Toparlıyorum kendimi hemen.
Daha fazla ertelemek istemiyorum. Bugün bu konfeti patlayacak!
Odanın içinde dolaşıyorum biraz; bir aşağı bir yukarı, bir sağa bir sola. Bu duygu ne? Telaş mı, korku mu yoksa düpedüz kaçış mı? Biraz sakinleşmek için silahı indirdiğimde yerdeki mavi hulahop gözüme çarpıyor, bir türlü doğru düzgün çevirmeyi beceremediğim şu meret.

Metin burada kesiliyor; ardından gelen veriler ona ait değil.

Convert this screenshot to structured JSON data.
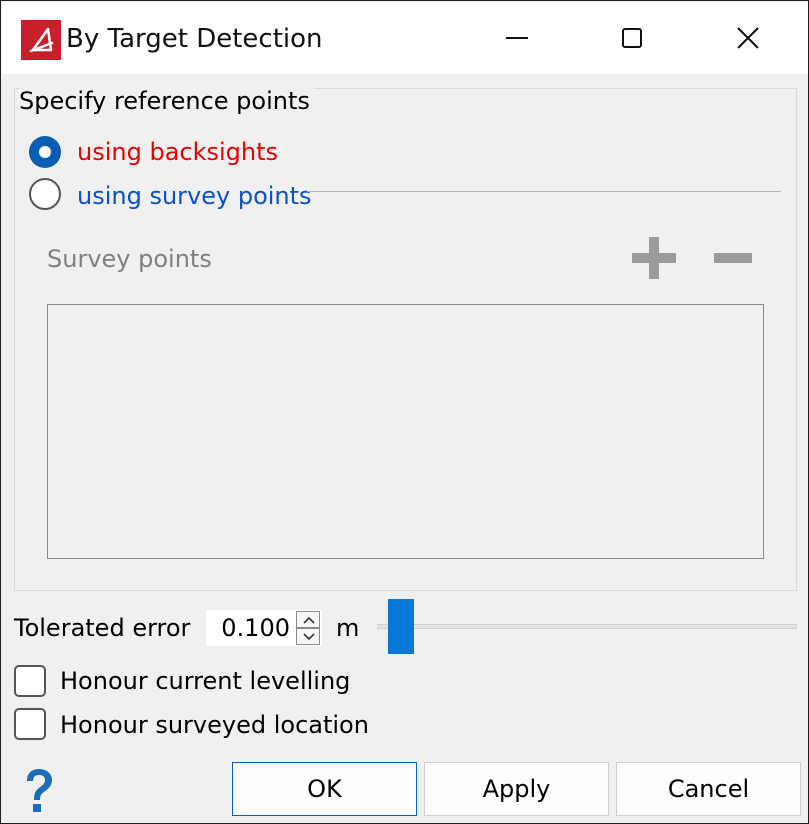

Son bir kez daha deneyeceğim!
Yanına yaklaşıyorum. Bir ayağımı atıyorum tam ortasına, ufak bir sallantı hissediyorum fakat çok da üzerinde durmuyorum, kafa patlatacak daha önemli şeylerim var. Ardından diğer ayağımı kaldırıp da merkeze adım atar atmaz birden zifiri karanlığa gömülüyorum. Hulohopun kenarları mı aşağıya yukarıya doğru sürekli uzuyor yoksa ben mi düşüyorum anlayamıyorum. Artı sonsuzdan eksi sonsuza kadar giden bir yoldayım şimdi. Tutunmaya çalışıyorum çeperlerine, başaramıyorum, dipsiz bir kuyu gibi. Üstelik sadece düşmüyorum, aynı zamanda bir şeyler de ayağımdan tutup çekiyor beni içine, giderek daha içine, daha da içine çekiliyorum; sanki yer çekimi yeterince hızlı değilmiş gibi çekiyor da çekiyor beni.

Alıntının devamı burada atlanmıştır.